Время шло, ударило 12. Лосницкий всё ещё лежал на диване, уставив глаза в потолок. Прошёл ещё час, Лосницкий, наконец, встал и начал одеваться. Мысль его остановилась исключительно на одном предмете, сознание скорого осуществления того, о чём до сих пор так много мечтал, вызвало в нём прежнее нетерпение и беспокойство. Часа в 2 Лосницкий стоял у подъезда небольшого дома, в одной из отдалённых частей города, и с нетерпением дергал звонок. Старая служанка отворила дверь и окинула его недоверчивым и недовольным взглядом.

– Дома Анна Павловна? – спросил её Лос[ницкий].

– Дома, – отвечала она лаконически и ввела его через небольшую переднюю в пустынную залу. Лосницкий сел на кресло подле круглого стола и тревожно смотрел на затворенную дверь, ведущую во внутренние комнаты. Эта тревога возрастала с каждым мгновением. Но [это] не было волнение юноши, в котором ярко отпечатывается переход от надежд к сомнению, которого страдания так живы и внушают симпатию; было что-то странное в волнении человека, испытанного трудом и страданием; у него и радость выражалась как-то болезненно, сомнение и горе не вызывало в нём бурной печали, но сказывалось глухим и мрачным, страданием.

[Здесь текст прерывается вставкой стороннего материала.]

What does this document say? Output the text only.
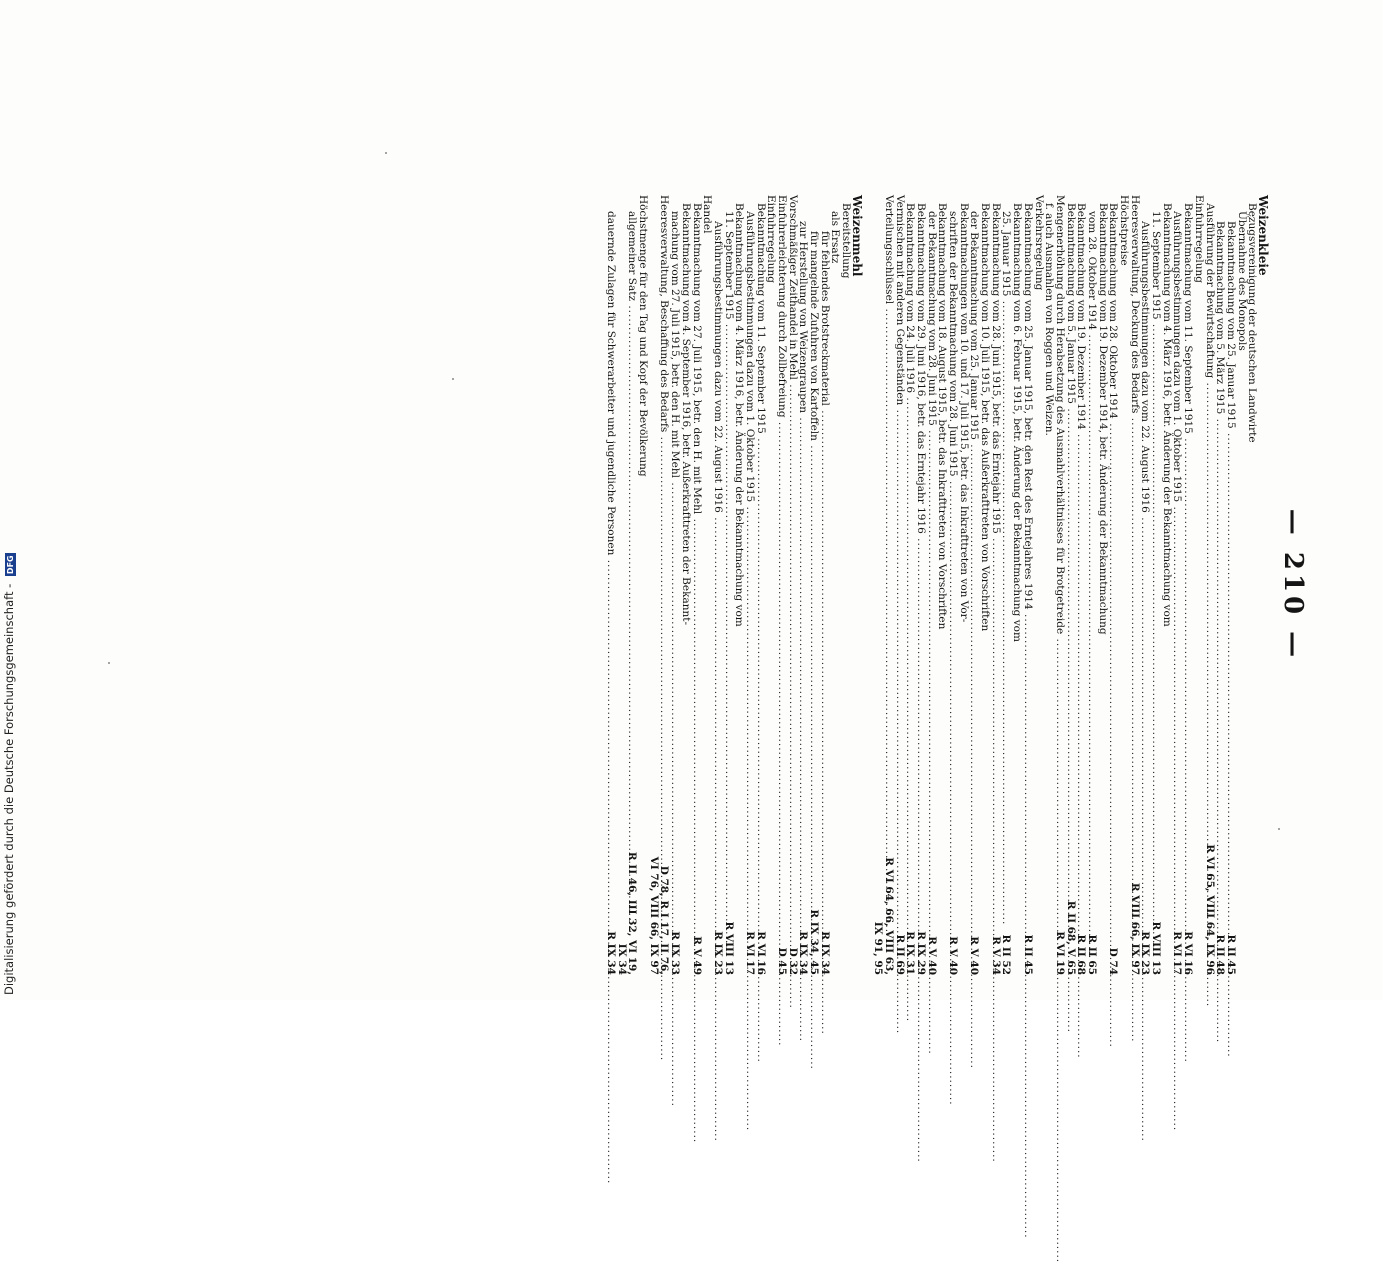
— 210 —
Weizenkleie
Bezugsvereinigung der deutschen Landwirte
Übernahme des Monopols
Bekanntmachung vom 25. Januar 1915 .....
R II 45
Bekanntmachung vom 5. März 1915 .....
R II 48
Ausführung der Bewirtschaftung .....
R VI 65, VIII 64, IX 96
Einfuhrregelung
Bekanntmachung vom 11. September 1915 .....
R VI 16
Ausführungsbestimmungen dazu vom 1. Oktober 1915 .....
R VI 17
Bekanntmachung vom 4. März 1916, betr. Änderung der Bekanntmachung vom
11. September 1915 .....
R VIII 13
Ausführungsbestimmungen dazu vom 22. August 1916 .....
R IX 23
Heeresverwaltung, Deckung des Bedarfs .....
R VIII 66, IX 97
Höchstpreise
Bekanntmachung vom 28. Oktober 1914 .....
D 74
Bekanntmachung vom 19. Dezember 1914, betr. Änderung der Bekanntmachung
vom 28. Oktober 1914 .....
R II 65
Bekanntmachung vom 19. Dezember 1914 .....
R II 68
Bekanntmachung vom 5. Januar 1915 .....
R II 68, V 65
Mengenerhöhung durch Herabsetzung des Ausmahlverhältnisses für Brotgetreide .....
R VI 19
f. auch Ausmahlen von Roggen und Weizen.
Verkehrsregelung
Bekanntmachung vom 25. Januar 1915, betr. den Rest des Erntejahres 1914 .....
R II 45
Bekanntmachung vom 6. Februar 1915, betr. Änderung der Bekanntmachung vom
25. Januar 1915 .....
R II 52
Bekanntmachung vom 28. Juni 1915, betr. das Erntejahr 1915 .....
R V 34
Bekanntmachung vom 10. Juli 1915, betr. das Außerkrafttreten von Vorschriften
der Bekanntmachung vom 25. Januar 1915 .....
R V 40
Bekanntmachungen vom 10. und 17. Juli 1915, betr. das Inkrafttreten von Vor-
schriften der Bekanntmachung vom 28. Juni 1915 .....
R V 40
Bekanntmachung vom 18. August 1915, betr. das Inkrafttreten von Vorschriften
der Bekanntmachung vom 28. Juni 1915 .....
R V 40
Bekanntmachung vom 29. Juni 1916, betr. das Erntejahr 1916 .....
R IX 29
Bekanntmachung vom 24. Juli 1916 .....
R IX 31
Vermischen mit anderen Gegenständen .....
R II 69
Verteilungsschlüssel .....
R VI 64, 66, VIII 63,
IX 91, 95
Weizenmehl
Bereitstellung
als Ersatz
für fehlendes Brotstreckmaterial .....
R IX 34
für mangelnde Zufuhren von Kartoffeln .....
R IX 34, 45
zur Herstellung von Weizengraupen .....
R IX 34
Vorschmäßiger Zeithandel in Mehl .....
D 32
Einfuhrerleichterung durch Zollbefreiung .....
D 45
Einfuhrregelung
Bekanntmachung vom 11. September 1915 .....
R VI 16
Ausführungsbestimmungen dazu vom 1. Oktober 1915 .....
R VI 17
Bekanntmachung vom 4. März 1916, betr. Änderung der Bekanntmachung vom
11. September 1915 .....
R VIII 13
Ausführungsbestimmungen dazu vom 22. August 1916 .....
R IX 23
Handel
Bekanntmachung vom 27. Juli 1915, betr. den H. mit Mehl .....
R V 49
Bekanntmachung vom 4. September 1916, betr. Außerkrafttreten der Bekannt-
machung vom 27. Juli 1915, betr. den H. mit Mehl .....
R IX 33
Heeresverwaltung, Beschaffung des Bedarfs .....
D 78, R I 17, II 76,
VI 76, VIII 66, IX 97
Höchstmenge für den Tag und Kopf der Bevölkerung
allgemeiner Satz .....
R II 46, III 32, VI 19,
IX 34
dauernde Zulagen für Schwerarbeiter und jugendliche Personen .....
R IX 34
Digitalisierung gefördert durch die Deutsche Forschungsgemeinschaft - DFG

Минут 10 прошло, пока Лосницкий сидел так в совершенной тишине. Страшно длинны показались ему эти 10 минут, капли холодного пота выступили у него на лбу, лицо приняло угрюмоё, напряжённое выражение, которое как-то неприятно видеть.

Но вот в соседней комнате послышался шорох женского платья и шум шагов, дверь быстро отворилась, и молодая красивая женщина вошла в комнату. Лицо её было очень бледно, беспокойство и тоска сказывались на нём, смущение и робость были в каждом движении, но в мягких и кротких чертах проглядывала несокрушимая сила и страсть; не всем видимая, но глубокая печать того рокового фанатизма, которым отличаются лица мадонн и христианских мучениц, лежала на этом лице. Все сомнения и предположения, всё исчезло на минуту в душе Лосницкого перед чувством радости при виде её.

Он подошёл к ней и протянул ей руки. Увлечённая чувством признательности и радости, она подала было свои, но вдруг выдернула и закрыла ими лицо.

– Анна, что ты? – воскликнул он, поражённый таким движением.

– Зачем ты приехал, – проговорила она с тоской.

– Как зачем! Что ты говоришь?

Он смотрел на неё во все глаза и старался уразуметь смысл её слов, между тем как сознание этого смысла её слов уже сказывалось в его сердце нестерпимой болью. Она взяла его за руку и подвела к дивану, на который оба они сели рядом. Несколько времени они молчали.

– Разве ты не получил моего письма, того, где я писала, чтоб ты не приезжал? – начала она, не смотря на него, но крепко держа его руку.

– Не приезжал?.. Отчего?

– Оттого, что поздно, – проговорила она отрывисто.